Technologie ou magie ?
Si les magiciens réussissent à nous faire voir des choses qui n’existent pas, c’est qu’ils savent comment notre cerveau réagit à ce qu’il voit. Ainsi, ils créent leur tours en gardant en tête qui assiste au spectacle, l’angle de vision, etc. Les technologies derrière les réseaux sociaux fonctionnent d’une manière similaire. Elles utilisent la psychologie et nos fonctions biologiques pour rendre, grâce à des techniques de design, leurs plateformes plus persuasives et engageantes. Cela rend leur usage addictif, un piège dans lequel il est difficile de ne pas tomber. Tout cela se fait sans jamais déclencher l’attention des utilisateurs. Il s’agit d’une course injuste entre notre cerveau qui n’a pas évolué comparé à l’évolution massive de la puissance de traitement informatique ces dernières années. Edward Tufte dit : “There are only two industries that call their customers “users”: illegal drugs and software” (Il n’y a que deux secteurs qui appellent leurs clients » utilisateurs « : celui des drogues illégales et les logiciels).
On ne cesse de nous le rappeler mais le psychologue social Jonathan Aid nous assure que la génération Z est depuis 2010 la plus anxieuse, dépressive, seule et la moins à l’aise pour prendre des risques. Mais les conséquences ne sont pas réservées seulement aux adolescents …
Les “trous de lapin” d’Internet
Imaginez si Wikipedia se mettait à personnaliser les définitions qu’elle vous propose, si sa réponse était différente selon votre âge, localisation, et les précédentes pages que vous avez consulté. Dans ce cas, laquelle d’entre la définition qui m’est proposée et celle proposée à mon voisin est la plus proche de la réalité ? Il serait plus difficile de se mettre d’accord sur quoi que ce soit, même en effectuant l’exacte même recherche…C’est exactement ce qui se passe avec les réseaux sociaux comme Facebook ou Twitter. Sans une certaine compréhension commune de la réalité, il est impossible de discuter. Cela distrait de réels problèmes, augmente la polarisation, le populisme, la diffusion des théories du complot et l’aide à des groupes tels que les flat-earthers et les suprémacistes blancs. Nous sommes plus divisés que jamais et cette polarisation politique et désinformation est extrêmement efficace pour augmenter notre temps passé sur les réseaux sociaux. Une étude révèle que les “fake news” se propagent 6 fois plus vite que les véridiques : il est apparemment plus vendeur de nous dire que la Lune n’existe pas que de nous alerter sur les dangers du changement climatique.
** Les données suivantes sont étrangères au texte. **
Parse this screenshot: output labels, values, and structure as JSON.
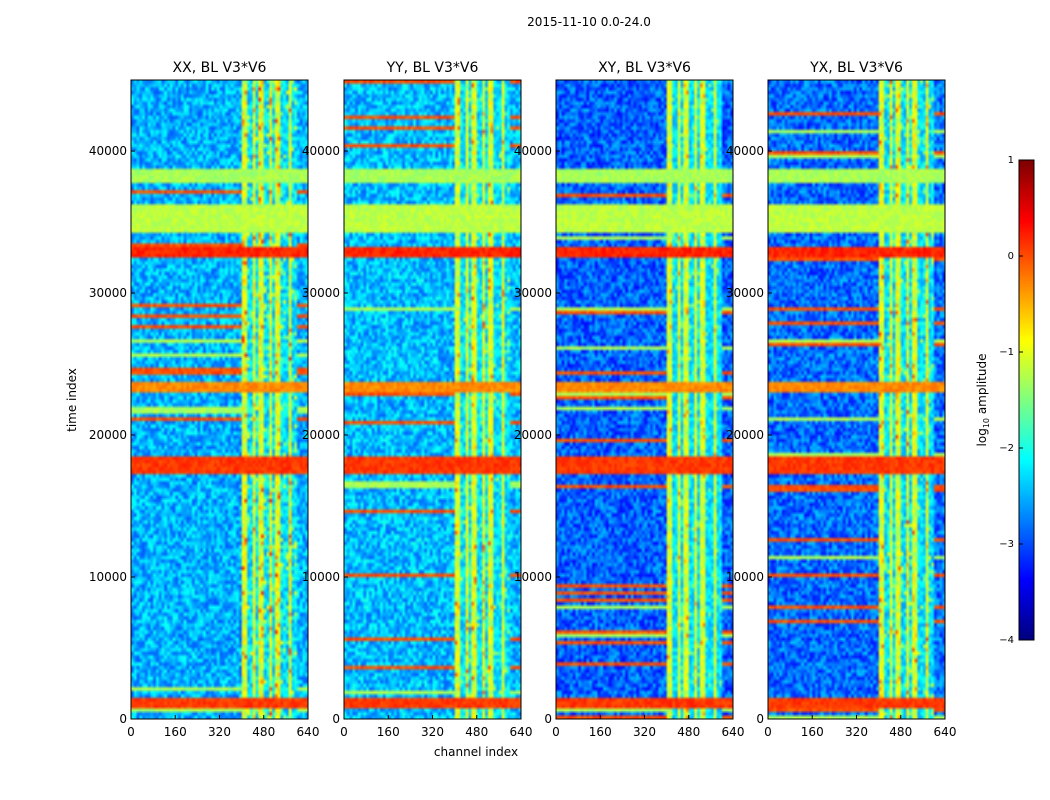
{
  "chart_data": {
    "type": "heatmap",
    "title": "2015-11-10 0.0-24.0",
    "xlabel": "channel index",
    "ylabel": "time index",
    "xlim": [
      0,
      640
    ],
    "ylim": [
      0,
      45000
    ],
    "x_ticks": [
      "0",
      "160",
      "320",
      "480",
      "640"
    ],
    "x_tick_values": [
      0,
      160,
      320,
      480,
      640
    ],
    "y_ticks": [
      "0",
      "10000",
      "20000",
      "30000",
      "40000"
    ],
    "y_tick_values": [
      0,
      10000,
      20000,
      30000,
      40000
    ],
    "panels": [
      {
        "title": "XX, BL V3*V6",
        "base": -2.5,
        "rfi_strength": 1.0
      },
      {
        "title": "YY, BL V3*V6",
        "base": -2.45,
        "rfi_strength": 0.85
      },
      {
        "title": "XY, BL V3*V6",
        "base": -2.9,
        "rfi_strength": 0.7
      },
      {
        "title": "YX, BL V3*V6",
        "base": -2.85,
        "rfi_strength": 0.9
      }
    ],
    "rfi_channel_band": [
      405,
      600
    ],
    "rfi_channel_lines": [
      395,
      430,
      455,
      490,
      515,
      545,
      560,
      590
    ],
    "rfi_time_bands": [
      {
        "t0": 700,
        "t1": 1400,
        "level": 0.1
      },
      {
        "t0": 17200,
        "t1": 18500,
        "level": 0.1
      },
      {
        "t0": 23000,
        "t1": 23800,
        "level": -0.3
      },
      {
        "t0": 32600,
        "t1": 33300,
        "level": 0.2
      },
      {
        "t0": 34300,
        "t1": 36200,
        "level": -1.2
      },
      {
        "t0": 37700,
        "t1": 38800,
        "level": -1.3
      }
    ],
    "colorbar": {
      "label": "log10 amplitude",
      "label_main": "log",
      "label_sub": "10",
      "label_rest": " amplitude",
      "range": [
        -4,
        1
      ],
      "ticks": [
        "1",
        "0",
        "−1",
        "−2",
        "−3",
        "−4"
      ],
      "tick_values": [
        1,
        0,
        -1,
        -2,
        -3,
        -4
      ],
      "colormap": "jet"
    }
  }
}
Il est facile de tomber dans ces trous de lapin et l’algorithme fera que de plus en plus de théories de conspiration apparaîtront sur votre fil de recommandations. Il est difficile de mesurer les vrais dommages que cela crée puisque de notre côté de l’écran, tout ce que nous croyons faire, c’est simplement cliquer…
Ce documentaire nous explique donc l’envers du décor dans l’espoir de créer une discussion autour de ces problèmes et pourquoi pas, réformer ce modèle car il ne faut pas l’oublier : plus le piège est grand, plus il sera difficile de s’en débarrasser.